I'm not sure it would help as you've still got the context data being set outside the load(). Ideally this needs to be encapsulated in the schema itself.

I think a decent way to manage this might be to have a context hook on the base schema class, a bit like pre_load etc, where you can set up context based on the incoming data. The base schema class can then unset it later after the data was loaded.


class Bar(Schema):
    id = Integer()
    details = Nested(Foo)

    @load_context
    def set_totem(self, data, **kwargs):
        if data.get('some_thing'):  # This could be any property of the data
            return {'totem': False}
        return None

It's not returning data like the other hooks, it purely returns something to set in a contextvar, which is all managed for you by the base class. Similarly, a @dump_context could work in the same way.

This would effectively remove the need for users to know anything about contextvars, but would still use them "under the hood" by using a setter and a reset when needed.

Thoughts?

juledwar avatar May 16 '25 05:05 juledwar

oh that's an interesting idea. would we then need @pre_load_context, @post_load_context, @pre_dump_context, @post_dump_context?

sloria avatar May 16 '25 16:05 sloria

One way that I use the context is to pass information from a parent schema into a nested one for conditional validation.

This use case is legitimate but the previous context mechanism was already brittle because of the caching in details = Nested(Foo). If the same schema would be used to load multiple objects, the first load would instantiate Foo in details with a certain context value and it would not change anymore.

Example:

schemata = Bar(unknown=INCLUDE)
schemata.load({"details": {"name": "foo", "reason": "bar"}})
schemata.load({"some_thing": "foo", "details": {"name": "foo"}}) # The context is cached and requires the reason
# {'details': {'reason': ['Missing data for required field.']}}

Source code: https://github.com/marshmallow-code/marshmallow/blob/3.26.1/src/marshmallow/fields.py#L585C5-L585C8

Morikko avatar Jun 02 '25 15:06 Morikko

oh that's an interesting idea. would we then need @pre_load_context, @post_load_context, @pre_dump_context, @post_dump_context?

Sorry only just saw this - yes, I think that would be ideal.
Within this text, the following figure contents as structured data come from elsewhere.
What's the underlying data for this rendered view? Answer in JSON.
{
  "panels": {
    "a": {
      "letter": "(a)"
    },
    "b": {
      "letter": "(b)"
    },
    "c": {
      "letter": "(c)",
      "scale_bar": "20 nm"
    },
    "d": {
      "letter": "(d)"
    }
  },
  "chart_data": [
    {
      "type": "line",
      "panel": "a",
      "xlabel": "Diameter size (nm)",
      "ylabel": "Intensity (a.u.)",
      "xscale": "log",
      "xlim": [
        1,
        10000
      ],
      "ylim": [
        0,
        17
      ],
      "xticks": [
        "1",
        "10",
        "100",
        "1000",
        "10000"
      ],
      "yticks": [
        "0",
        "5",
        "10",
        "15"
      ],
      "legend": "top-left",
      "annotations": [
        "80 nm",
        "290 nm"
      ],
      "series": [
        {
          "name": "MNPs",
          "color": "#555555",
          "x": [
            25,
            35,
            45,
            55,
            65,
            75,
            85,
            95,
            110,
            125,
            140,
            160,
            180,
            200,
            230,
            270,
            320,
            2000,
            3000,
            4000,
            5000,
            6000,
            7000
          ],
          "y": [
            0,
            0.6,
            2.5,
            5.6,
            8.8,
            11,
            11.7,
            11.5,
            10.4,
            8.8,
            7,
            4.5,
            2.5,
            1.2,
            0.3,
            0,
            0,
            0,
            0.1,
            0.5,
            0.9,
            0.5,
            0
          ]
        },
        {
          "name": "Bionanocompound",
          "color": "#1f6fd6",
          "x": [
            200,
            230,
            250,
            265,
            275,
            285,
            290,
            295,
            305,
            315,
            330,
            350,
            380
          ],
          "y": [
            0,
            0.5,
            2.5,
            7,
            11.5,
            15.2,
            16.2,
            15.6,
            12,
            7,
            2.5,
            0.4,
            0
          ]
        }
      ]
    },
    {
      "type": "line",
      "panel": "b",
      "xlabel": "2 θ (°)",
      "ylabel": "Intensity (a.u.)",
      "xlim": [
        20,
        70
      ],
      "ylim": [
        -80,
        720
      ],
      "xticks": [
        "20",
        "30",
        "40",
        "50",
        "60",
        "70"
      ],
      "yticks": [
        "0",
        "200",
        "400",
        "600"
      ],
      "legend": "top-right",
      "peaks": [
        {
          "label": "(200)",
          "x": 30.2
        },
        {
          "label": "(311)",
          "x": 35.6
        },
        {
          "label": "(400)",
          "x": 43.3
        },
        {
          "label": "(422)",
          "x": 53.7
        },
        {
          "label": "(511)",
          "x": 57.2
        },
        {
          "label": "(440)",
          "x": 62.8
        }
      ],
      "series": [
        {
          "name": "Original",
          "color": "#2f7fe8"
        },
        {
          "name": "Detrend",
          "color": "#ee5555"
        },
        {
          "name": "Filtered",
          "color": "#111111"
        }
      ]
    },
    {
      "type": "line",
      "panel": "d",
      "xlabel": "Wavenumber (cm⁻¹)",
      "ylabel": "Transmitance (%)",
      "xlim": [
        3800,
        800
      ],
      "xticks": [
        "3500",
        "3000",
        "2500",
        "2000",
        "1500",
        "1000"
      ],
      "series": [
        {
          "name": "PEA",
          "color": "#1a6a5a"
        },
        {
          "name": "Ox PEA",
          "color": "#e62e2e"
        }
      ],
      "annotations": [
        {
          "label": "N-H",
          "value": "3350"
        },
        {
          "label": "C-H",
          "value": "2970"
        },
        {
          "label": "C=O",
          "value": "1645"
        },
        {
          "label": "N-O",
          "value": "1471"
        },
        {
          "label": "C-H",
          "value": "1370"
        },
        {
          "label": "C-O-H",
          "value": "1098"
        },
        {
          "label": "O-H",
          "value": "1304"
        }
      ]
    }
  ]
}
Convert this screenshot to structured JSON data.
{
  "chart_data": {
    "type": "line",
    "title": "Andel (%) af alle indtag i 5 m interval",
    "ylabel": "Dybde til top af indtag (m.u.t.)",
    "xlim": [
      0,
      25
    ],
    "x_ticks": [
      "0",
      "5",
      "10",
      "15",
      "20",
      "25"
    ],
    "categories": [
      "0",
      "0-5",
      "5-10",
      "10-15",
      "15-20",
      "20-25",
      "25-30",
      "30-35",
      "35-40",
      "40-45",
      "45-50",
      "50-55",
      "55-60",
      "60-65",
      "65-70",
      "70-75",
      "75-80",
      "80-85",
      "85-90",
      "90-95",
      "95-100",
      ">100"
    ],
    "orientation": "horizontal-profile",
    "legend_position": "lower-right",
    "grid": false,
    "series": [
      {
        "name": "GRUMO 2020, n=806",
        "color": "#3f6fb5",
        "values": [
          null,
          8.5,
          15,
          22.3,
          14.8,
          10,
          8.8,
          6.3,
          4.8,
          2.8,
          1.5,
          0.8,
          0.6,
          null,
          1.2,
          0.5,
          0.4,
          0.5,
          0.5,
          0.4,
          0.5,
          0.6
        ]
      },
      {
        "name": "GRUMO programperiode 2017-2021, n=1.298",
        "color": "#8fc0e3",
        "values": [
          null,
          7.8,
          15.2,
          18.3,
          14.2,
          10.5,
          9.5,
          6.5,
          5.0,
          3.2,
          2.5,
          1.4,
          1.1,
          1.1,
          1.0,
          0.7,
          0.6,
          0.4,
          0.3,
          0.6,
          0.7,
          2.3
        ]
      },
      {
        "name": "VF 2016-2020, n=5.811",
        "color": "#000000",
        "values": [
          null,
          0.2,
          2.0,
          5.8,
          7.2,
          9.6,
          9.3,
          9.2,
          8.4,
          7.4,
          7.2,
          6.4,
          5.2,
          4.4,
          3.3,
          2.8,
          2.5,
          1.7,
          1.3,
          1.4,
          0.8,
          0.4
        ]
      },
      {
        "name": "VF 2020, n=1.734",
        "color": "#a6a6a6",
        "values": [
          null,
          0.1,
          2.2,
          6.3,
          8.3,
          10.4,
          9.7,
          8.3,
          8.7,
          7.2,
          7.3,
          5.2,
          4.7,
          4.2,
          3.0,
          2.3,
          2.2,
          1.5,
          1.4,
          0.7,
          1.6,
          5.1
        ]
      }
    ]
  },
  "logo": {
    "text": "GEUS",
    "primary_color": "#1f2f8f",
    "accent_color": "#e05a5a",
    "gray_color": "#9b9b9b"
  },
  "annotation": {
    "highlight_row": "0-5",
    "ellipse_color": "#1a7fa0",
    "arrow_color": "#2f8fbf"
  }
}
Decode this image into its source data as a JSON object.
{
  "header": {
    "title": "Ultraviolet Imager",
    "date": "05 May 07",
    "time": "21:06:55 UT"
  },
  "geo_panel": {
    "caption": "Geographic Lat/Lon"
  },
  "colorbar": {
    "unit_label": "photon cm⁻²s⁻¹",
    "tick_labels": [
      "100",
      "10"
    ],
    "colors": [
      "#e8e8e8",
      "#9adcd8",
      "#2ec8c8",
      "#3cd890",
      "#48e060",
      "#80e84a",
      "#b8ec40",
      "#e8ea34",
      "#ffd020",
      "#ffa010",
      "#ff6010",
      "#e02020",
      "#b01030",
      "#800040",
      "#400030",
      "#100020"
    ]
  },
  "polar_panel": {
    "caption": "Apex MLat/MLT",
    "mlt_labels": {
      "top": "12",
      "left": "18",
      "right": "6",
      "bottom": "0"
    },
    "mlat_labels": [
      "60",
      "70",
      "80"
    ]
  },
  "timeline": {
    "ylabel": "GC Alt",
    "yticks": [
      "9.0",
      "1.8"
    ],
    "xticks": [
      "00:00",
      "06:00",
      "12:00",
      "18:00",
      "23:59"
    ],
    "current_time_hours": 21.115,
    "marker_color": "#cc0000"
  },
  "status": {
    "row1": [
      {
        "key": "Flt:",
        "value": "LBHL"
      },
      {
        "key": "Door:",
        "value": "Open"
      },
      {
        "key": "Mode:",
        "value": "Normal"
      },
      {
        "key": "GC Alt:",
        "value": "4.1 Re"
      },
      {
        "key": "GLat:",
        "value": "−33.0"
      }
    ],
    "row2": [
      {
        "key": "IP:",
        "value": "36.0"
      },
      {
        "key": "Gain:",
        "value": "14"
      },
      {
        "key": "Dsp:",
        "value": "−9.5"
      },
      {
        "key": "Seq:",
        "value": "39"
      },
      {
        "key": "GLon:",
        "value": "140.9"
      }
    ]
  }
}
Obviously the devil is in the detail but it seems the cleanest way to implement this while following the existing decorator patterns. The base Schema class would do most of the heavy lifting.

juledwar avatar Jun 02 '25 22:06 juledwar

@Morikko Agreed - and the same problem exists with contextvars as well unless you use a different thread.

juledwar avatar Jun 02 '25 22:06 juledwar

the same problem exists with contextvars as well unless you use a different thread.

Really? Using context managers, the context should only be accessible when inside the context manager. I don't see the caching issue.

lafrech avatar Jun 23 '25 12:06 lafrech

Is there any update on this conversation? I was also using context to pass data from a parent schema to a child schema and I don't really see a good way to replicate this behavior while migrating to version 4. It was much cleaner to do this in a child schema rather than offload all of that logic onto the parent, and it also made for better error responses since any error messages (like two children having the same name) would then exist in the correct index of the parent's child, so it was much more convenient for rendering an error message on a form field. It seems much more cumbersome to accomplish that now in light of the changes to how context works.